Judging Composition Contests

Is it nice to be on the side of a contest where you have nothing to lose? Yes. Is it often a challenge to pick a winner, especially when there's an excellent applicant pool? Also yes. But when you're judging a composition contest, you usually have to pick just one winner, no matter how many worthy pieces were submitted.

 

Sometimes you want to award a piece first place, because you feel like it's a clear winner, but your co-judges disagree, and you're outnumbered. You wish you could single-handedly write each composer a little love note: “I adore this piece! Keep sending it out! Send it in to us again next year! Send it to this other ensemble that will love it as much as I do!” But—especially if it's an anonymous contest—you can't do this. You know that the composer of this piece is going to see their rejection letter and feel completely disheartened.

 

There are a number of ways to you can lose a contest even as a perfectly qualified candidate. I'm telling you this not so you feel like the odds are ever stacked against you (though, honestly, they might be) but so that you'll have this information as a shield for your self-esteem whenever you lose a contest.

 

Here are seven reasons you might have lost a contest that have very little to do with you and your music:

1. Even in an anonymous judging panel, you risk being written-off as an amateur if you score is sloppily-formatted, no matter how excellent the music is. Is this unfair? Probably, but do take care in your formatting.

 

2. A judging panel may award first place to the piece that can easily be learned by the ensemble holding the contest. This could mean choosing that piece over another that demands more rehearsal time, even if the latter is arguably a better composition.

 

3. As a judge, sometimes I only have so much say over the matter before the final decision is left up to an artistic director. I've given high marks to a piece in a call for scores and then seen that piece go unperformed. Even a judge who loves your work can only take it so far.

 

4. Sometimes winning pieces are picked based on how well they'll fit with other pieces the ensemble has programmed for that season. Here, again, a rejection is not a reflection of the quality of your work.

 

5. If a contest is not judged anonymously, the judges may know an applicant as a colleague or former student. Even in an anonymous contest, a piece might be recognizable. Judges may consciously or unconsciously favor that person in the judging process. Is this fair? No. Does it happen? Absolutely.

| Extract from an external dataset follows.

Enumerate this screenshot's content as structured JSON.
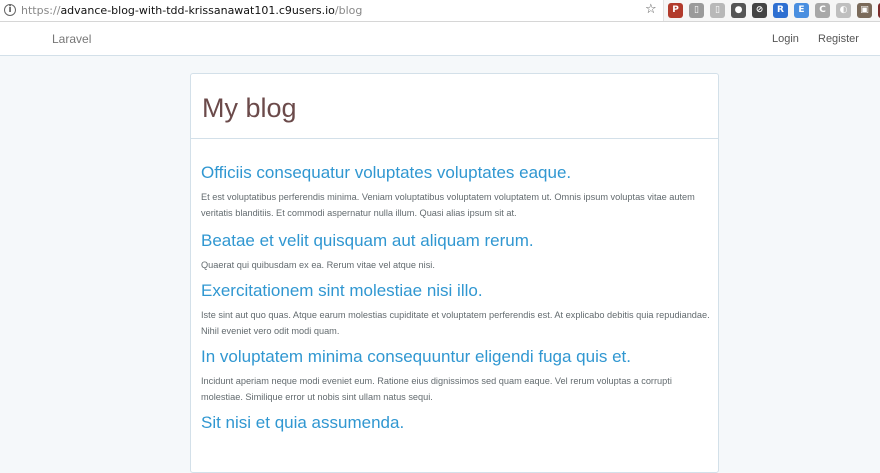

6. Sometimes a great recording boosts a piece up in rating numbers. If your piece doesn't have any recording at all, or is a mockup/demo, it might be given a lower score compared to a piece that has been live or professionally recorded. 

7. When applicants are rated by an arbitrary numbering system, the winning piece may actually be two or more of the judges' second-favorite work. If I love a piece and rate it as my number one pick (3 points), but another judge ranks it as their third, that piece might receive second place; the piece we both picked as our second-favorite might win.

 

Contest panelists are human, and they bring subconscious, sometimes illogical biases to their judging. 

 

Maybe a panelist has never heard of any of the applicants, but in third grade they encountered a horrendous bully of a fifth-grader whose name was Judy, and they still can't see that name without feeling an unconscious shiver of revulsion, and . . . one of the applicants' names is Judy. Even though this new Judy is perfectly lovely, that judge might find Judy's piece lacking for reasons they couldn't put into words and don't consciously recognize. 

 

As an applicant, you only have so much control over each contest. Even if you do everything right, you might lose anyway for reasons completely beyond your control. Sometimes contests (and grants, and artist residencies, and graduate school programs, and life) just aren't fair. If that's true, then what can you do? 

 

  • You control what you can.

 

  • You apply to a lot of diverse opportunities, hoping that it all evens out in the end.

 

  • You do plenty of composing that's not for contests.

  • You write music for your friends and yourself to perform.

 

  • You strengthen the professional connections that you've already made.

 

  • You remind yourself often that a rejection has little to no bearing on the quality of your music.

 

When you do get rejected, remind yourself that maybe there was one judge who'd never heard of you before the contest but who wanted, so very much, for you to win. Now, at least, they know your name; they might still be rooting for you.